Mommy guilt. Somehow, it's always going to be something I did wrong.
Baby A2 is going through a really difficult phase right now. I'm not sure if I should blame it on me being gone for too long during that work stretch or some other quickly approaching milestone that I'm not paying attention to. He sounds like a broken siren all day. He literally whines/cries nearly the entire day for umm...no particular reason that I can figure out. He's always been a super happy mellow little thing. This is totally throwing me for a loop. One of his favorite things (besides the zoo and the park) is to go out to eat. Loves it. Totally sociable, engages the waitress, gets excited about the food. We went out twice yesterday because we were out of town and umm. Holy disaster. As in ...ohmygod. How freaking embarrassing?? At the mall, we passed by the pretzel place and he literally threw himself on the ground shrieking "HOT NUMMIES!! HOT NUMMIES!!" which um. Okay. If I thought it would have helped, I would have bought him a stinking pretzel. But it clearly was not going to help. What was helpful, however, was the lady that walked by and commented that he was a wretched brat. To which I replied, "Yeah ..well. We all have our days." And seriously. I know he'll be 2 in a few weeks and this is likely the beginning of what's to come . I think I must have forgotten how truly awful this stage is ...or I'm missing something big going on with the little guy right now.

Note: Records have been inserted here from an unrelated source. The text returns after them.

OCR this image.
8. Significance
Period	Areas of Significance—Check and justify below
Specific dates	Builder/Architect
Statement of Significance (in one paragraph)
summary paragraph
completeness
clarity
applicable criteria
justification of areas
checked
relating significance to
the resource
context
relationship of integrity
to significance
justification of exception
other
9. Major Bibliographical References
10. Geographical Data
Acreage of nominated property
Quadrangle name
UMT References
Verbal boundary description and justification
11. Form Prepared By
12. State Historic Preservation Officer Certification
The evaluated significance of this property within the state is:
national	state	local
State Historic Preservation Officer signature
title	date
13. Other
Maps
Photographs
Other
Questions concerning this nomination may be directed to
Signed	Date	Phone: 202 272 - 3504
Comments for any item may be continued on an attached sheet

Which brings me to a confession of sorts. So ..it turns out I was still breastfeeding when I got pregnant. Not often. We were down to like once every other day ...but the kid would not give it up. I was over it. Like ...over it with a capital O. He was not so much. At all. And then, as soon as I got pregnant, nursing was extraordinarily uncomfortable. Psychologically, physically, the whole bit. And I sort of cut him off cold turkey. As cold turkey as you can get when you're already on an every other day schedule. But this crazy behavior makes me think that he wasn't ready. He still asks to nurse 3 or 4 times every. single. day. And mostly, if he's not asking to nurse? He's got his hand down my shirt feeling me up. Feeling anyone up, really. My mom watches him while monk and I are at work, and the two of them have a very close bond. The other day I was getting ready to leave, and I hear him ask her to nurse him. She busted out laughing. The poor little thing. I think he feels abandoned or something.
Mommy guilt. Somehow, it's always going to be something I did wrong.